陆绎躺好,看了看袁今夏,暗道,“不听话的丫头,将我的嘱咐全当成了耳旁风,”遂说道,“姐姐,你适才问了绎儿许多问题,绎儿也有些疑问想问姐姐,可好?”
“疑问?什么疑问?”
“绎儿适才来时,姐姐的房门并未落栓,绎儿一推便开了,姐姐一个人在这里,难道不害怕的么?”
“呃~”袁今夏看了看房门,说道,“是姐姐一时疏忽了。”
陆绎暗道,“亏得你疏忽了,否则我想进来还要费一番心思,但若是坏人进来了,可就难说会发生什么事了,”遂撇了撇嘴,说道,“姐姐,你不是说你是捕快么?怎么竟连起码的防范之心都没有?”
袁今夏被陆绎怼得说不出话来,尴尬地笑了两声。
“姐姐你看这是什么?”陆绎伸出一只手来,拇指和食指捏着一只药粒。
袁今夏见是紫焱,便问道,“您拿着它干什么?”
“这是岑福给我的,他让我吃一粒,说这个药可以御百毒,我才不信他呢。”
“您没吃?为何不听岑福的话?您不是最信任他么?”
“我为何要信任他?我又不认得他。”
“您不认得岑福?”
“是啊,不认得,但他说他认得我,还管我叫公子,还说什么等再过几日,他便来了,我就能认得他了,说得莫名其妙,我才懒得搭理他。”

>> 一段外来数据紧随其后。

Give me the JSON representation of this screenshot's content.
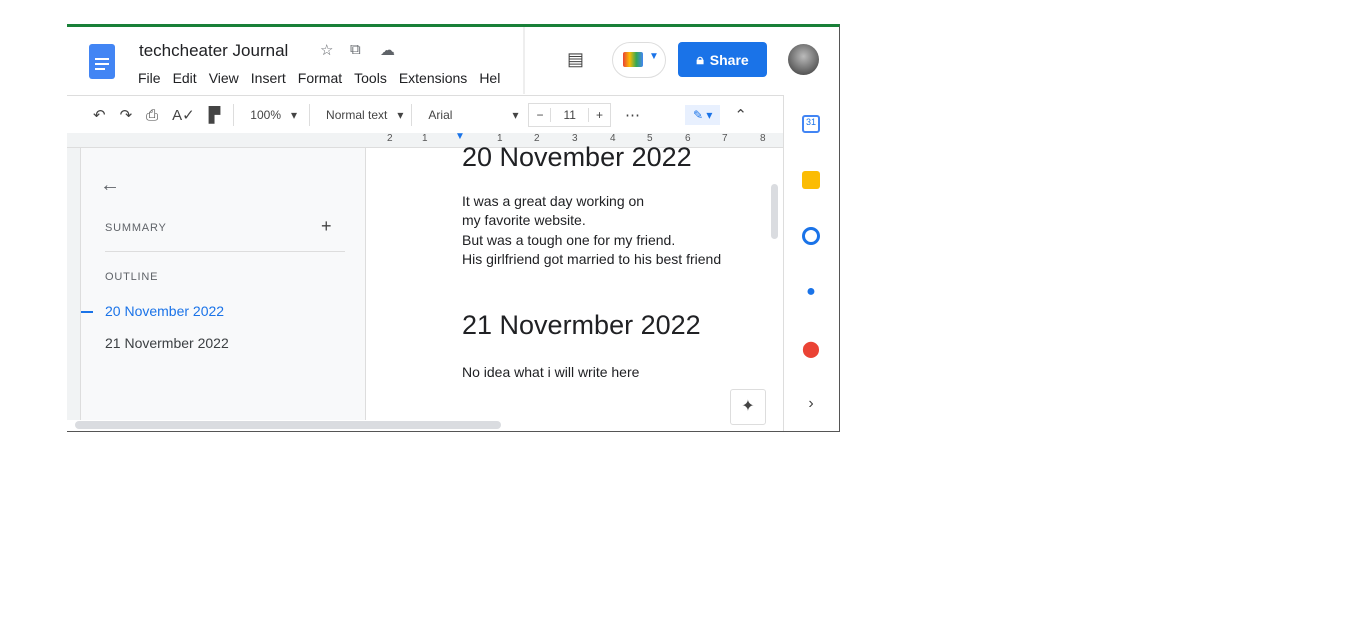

袁今夏突然想到岑寿与自己说过的,岑福是六岁入的陆府,陆绎当年八岁,大概现在的陆绎记忆里还没有出现岑福,便说道,“大人,卑职告诉您,岑福值得您信任,这粒药您应该吃,对您身体好的。”
“既是对身体好,我给你了,你吃了吧。”
袁今夏没接,说道,“这个药卑职也有,还是大人您给卑职的。”
“那你吃了么?”
袁今夏摇摇头。
陆绎暗道,“房门不落栓,紫焱也未服用,我叮嘱的话看来你是一样都没照做啊,”遂又问道,“你不是说对身体好么? 那你为何不吃?偏又哄骗我吃?”
袁今夏叹了一声,似是在自言自语,“大人不知道卑职有多担心您,哪里还有心思想到这些?”
陆绎听罢,又暗道,“你担心我,我又何尝不担心你?”遂问道,“你嘟囔什么呢?”
“没,没什么,大人,不早了,卑职替您看着,您尽管放心地睡。”
“你把这粒药吃了,我才肯睡,”陆绎将手中的紫焱递向袁今夏。
“好,我吃,”袁今夏接过来,含进嘴里,咽下去后说道,“大人现在肯睡了吧?”
“不想你唤我大人,我才八岁,我还不是大人呢,”陆绎也嘟嘟囔囔的闭上了眼睛。